We’ve seen her with her jungle campmates meditating daily to maintain her inner calm. So it was a real shock when she was suddenly caught again.
She explained that she used to be able to see it coming and pull everything back. I would be aware to change, change, and change. Because I fear being locked into my room, I would go there in a secure location where no one could get me and where I could see the doorknob. I’ve been there for weeks, sometimes. I would wait for the dopamine instead of visiting a hospital. I used to work constantly and override it before I would become extremely ill. The tipping point is typically known to me. However, I missed it this time.
She called her psychiatrist, who informed her that she needed to return home and visit the hospital when she realized she was “spiralling” once more. Following the incident, the book, whose name was changed to I’m Not As Well As I Thought I Was, begins here.

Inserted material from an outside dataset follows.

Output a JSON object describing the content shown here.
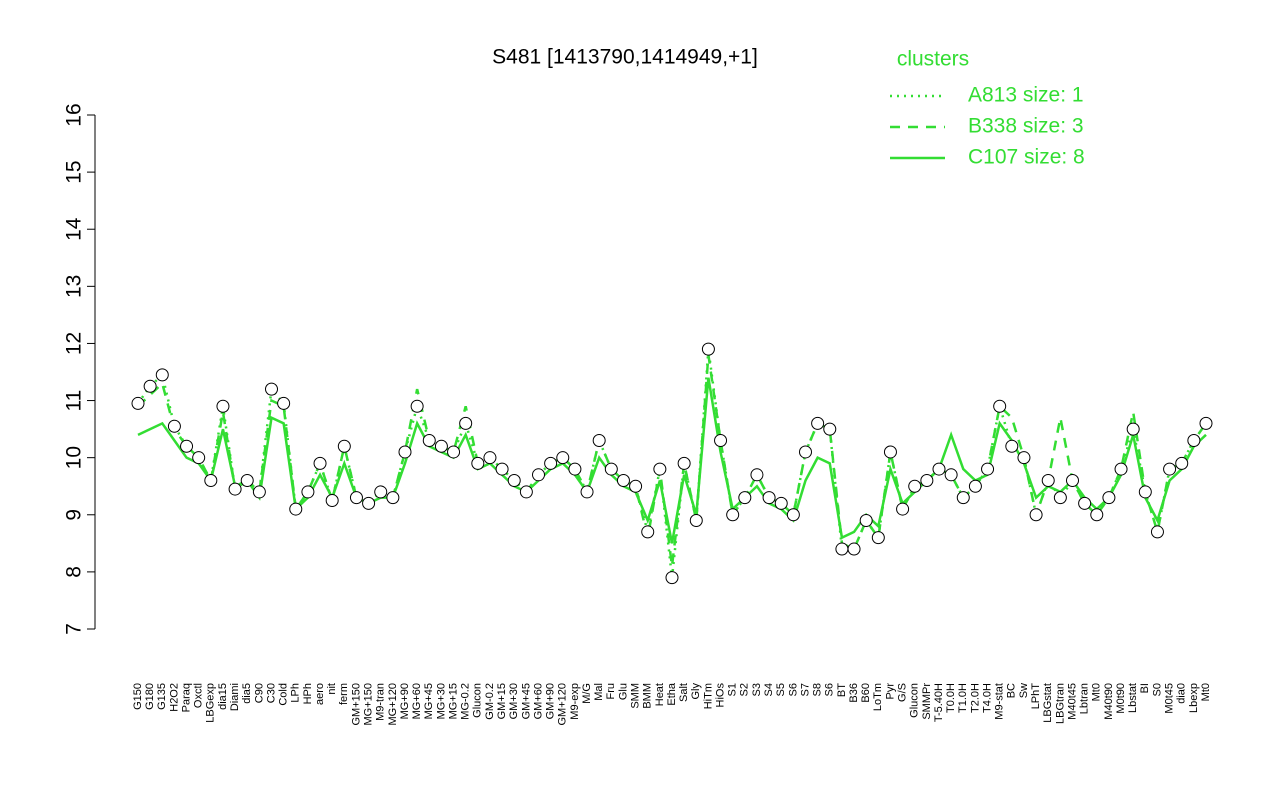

She acknowledges that it was undoubtedly not intended. “I went on various, life-changing journeys before I started the book in search of meaning. I ended up in a mental health facility, and it’s obvious that things didn’t go my way. The mental car crash resulted in this account, and everything had to change from there, she writes.
Thankfully, Ruby, who is married to TV and film producer Ed Bye and has three grown-up children, was also able to visit other places, such as a refugee camp in Greece, a month-long silent mindfulness retreat in San Francisco, and the Dominican Republic, where she swam with whales. However, she knows that her illness is something she will never be able to truly escape from.
She described depression as “the black hole of diseases, where you sit helpless as your mind hammers you with accusations.” Your brains are ejected like tiny demons that bite your brains. She tragically admits, “I’ve spent my life creating a ‘front’ to give the impression that everything is fine,” and it’s difficult to stay alive and listen. It isn’t and wasn’t, either.